Kenzi a ajouté : « C’est le résultat de négociations entre les 27 gouvernements de l’UE et, en représentant les nombreuses discussions et les connaissances partagées de ses membres, c’est le signe d’un progrès significatif dans la réforme de la drogue. »

« Cela représente un réel progrès dans toute l’Europe et signifie l’aube d’une approche plus éclairée de la drogue. »

En Allemagne, le nouveau document d’orientation est déjà accueilli comme un coup de pouce en faveur de sa proposition de légalisation du cannabis.

Kai-Friedrich Niermann, avocat allemand spécialisé dans le cannabis, a déclaré : « Il est bien connu que l’UE, y compris le Conseil, réclame depuis longtemps une nouvelle politique en matière de drogues qui tienne compte de la protection de la santé et des droits de l’homme. Il s’agit maintenant de l’épreuve décisive. »

« Le fait que le Conseil européen se souvienne une fois de plus de ces principes est certainement utile. Dans sa réforme, l’Allemagne pourra donc se référer précisément à ces principes de la politique européenne en matière de drogues, qui ont été débattus pendant des années. »

« À cet égard, la publication de ce document à ce moment précis est certainement utile. »

Politique du Conseil de l’UE

Le document de neuf pages comprend quelque 13 points d’action et une trentaine de principes de base. Il expose son point de vue en déclarant :

« (Nous) invitons les États membres de l’UE à soutenir davantage l’élaboration et la mise en œuvre de politiques et d’interventions fondées sur des données probantes qui placent les droits de l’homme au centre de la lutte contre la drogue, tout en luttant contre la criminalité et en assurant la sûreté et la sécurité publiques, des moyens de subsistance durables et viables et la santé des individus, des familles et des communautés dans toute l’UE. »

En ce qui concerne l’indépendance des États membres, le texte dit ceci : « NOTANT également que la position commune du système des Nations unies sur la politique en matière de drogue reconnaît que les conventions des Nations unies sur le contrôle des drogues permettent aux pays de concevoir et de mettre en œuvre des politiques nationales en matière de drogue en fonction de leurs priorités et de leurs besoins, conformément au principe de responsabilité commune et partagée et au droit international applicable. »

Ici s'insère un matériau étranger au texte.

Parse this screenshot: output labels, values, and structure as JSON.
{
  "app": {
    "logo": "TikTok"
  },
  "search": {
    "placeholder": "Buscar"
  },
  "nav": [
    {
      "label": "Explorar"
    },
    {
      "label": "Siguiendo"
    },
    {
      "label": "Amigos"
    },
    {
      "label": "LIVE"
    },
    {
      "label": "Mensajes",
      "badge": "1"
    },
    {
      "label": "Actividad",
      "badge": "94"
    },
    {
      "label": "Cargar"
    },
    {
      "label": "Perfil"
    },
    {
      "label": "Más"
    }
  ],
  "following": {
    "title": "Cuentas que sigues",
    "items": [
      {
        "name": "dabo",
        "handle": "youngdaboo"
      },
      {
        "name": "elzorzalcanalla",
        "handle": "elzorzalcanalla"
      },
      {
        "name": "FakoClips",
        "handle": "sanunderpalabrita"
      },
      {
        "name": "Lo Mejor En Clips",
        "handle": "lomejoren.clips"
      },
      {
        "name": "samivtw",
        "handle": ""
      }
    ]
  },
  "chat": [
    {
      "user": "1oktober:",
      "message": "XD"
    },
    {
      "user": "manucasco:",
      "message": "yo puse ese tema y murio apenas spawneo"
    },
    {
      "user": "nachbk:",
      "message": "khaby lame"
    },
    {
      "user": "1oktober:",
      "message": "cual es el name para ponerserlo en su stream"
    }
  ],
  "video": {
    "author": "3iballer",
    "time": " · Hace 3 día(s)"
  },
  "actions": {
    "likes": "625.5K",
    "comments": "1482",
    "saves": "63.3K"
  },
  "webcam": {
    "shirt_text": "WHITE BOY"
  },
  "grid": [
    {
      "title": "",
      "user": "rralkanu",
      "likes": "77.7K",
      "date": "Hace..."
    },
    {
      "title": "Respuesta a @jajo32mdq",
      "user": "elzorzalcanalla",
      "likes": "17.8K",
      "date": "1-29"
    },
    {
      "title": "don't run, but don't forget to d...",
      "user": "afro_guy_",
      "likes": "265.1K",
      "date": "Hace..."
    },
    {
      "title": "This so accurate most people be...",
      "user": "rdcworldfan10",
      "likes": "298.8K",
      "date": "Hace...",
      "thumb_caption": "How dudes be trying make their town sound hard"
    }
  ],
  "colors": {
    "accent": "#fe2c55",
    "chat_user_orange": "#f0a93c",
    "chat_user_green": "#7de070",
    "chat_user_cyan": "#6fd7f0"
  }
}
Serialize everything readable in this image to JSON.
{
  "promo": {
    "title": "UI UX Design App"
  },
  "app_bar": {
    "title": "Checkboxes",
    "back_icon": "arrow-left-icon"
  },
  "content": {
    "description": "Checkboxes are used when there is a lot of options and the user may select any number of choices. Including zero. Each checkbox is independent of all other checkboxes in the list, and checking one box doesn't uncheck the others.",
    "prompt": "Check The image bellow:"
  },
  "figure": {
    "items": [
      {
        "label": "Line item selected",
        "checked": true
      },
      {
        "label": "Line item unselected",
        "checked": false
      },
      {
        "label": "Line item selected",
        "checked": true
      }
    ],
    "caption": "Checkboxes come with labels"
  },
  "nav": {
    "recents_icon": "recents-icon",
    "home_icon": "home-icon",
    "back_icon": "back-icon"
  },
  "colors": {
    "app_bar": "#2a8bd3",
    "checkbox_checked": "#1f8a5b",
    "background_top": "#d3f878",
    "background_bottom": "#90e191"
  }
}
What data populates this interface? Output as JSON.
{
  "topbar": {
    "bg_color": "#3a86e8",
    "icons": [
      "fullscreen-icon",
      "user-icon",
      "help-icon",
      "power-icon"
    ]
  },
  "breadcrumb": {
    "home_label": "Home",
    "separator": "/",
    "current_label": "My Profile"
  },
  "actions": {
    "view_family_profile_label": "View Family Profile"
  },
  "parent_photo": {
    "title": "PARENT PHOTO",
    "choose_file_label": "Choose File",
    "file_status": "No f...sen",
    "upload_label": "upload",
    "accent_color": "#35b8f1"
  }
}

Elle poursuit en soulignant les questions liées aux droits de l’homme, à la dépénalisation, à la déstigmatisation et à la coopération internationale, entre autres.

Mouvements paneuropéens en faveur de la réforme

L’Allemagne devait publier son projet de loi sur le cannabis à usage adulte d’ici la fin de l’année, mais il semble maintenant que cela sera reporté au printemps.

Ces derniers mois, la République tchèque, Malte et le Luxembourg ont travaillé en étroite collaboration avec l’Allemagne pour élaborer une législation européenne plus libérale sur le cannabis.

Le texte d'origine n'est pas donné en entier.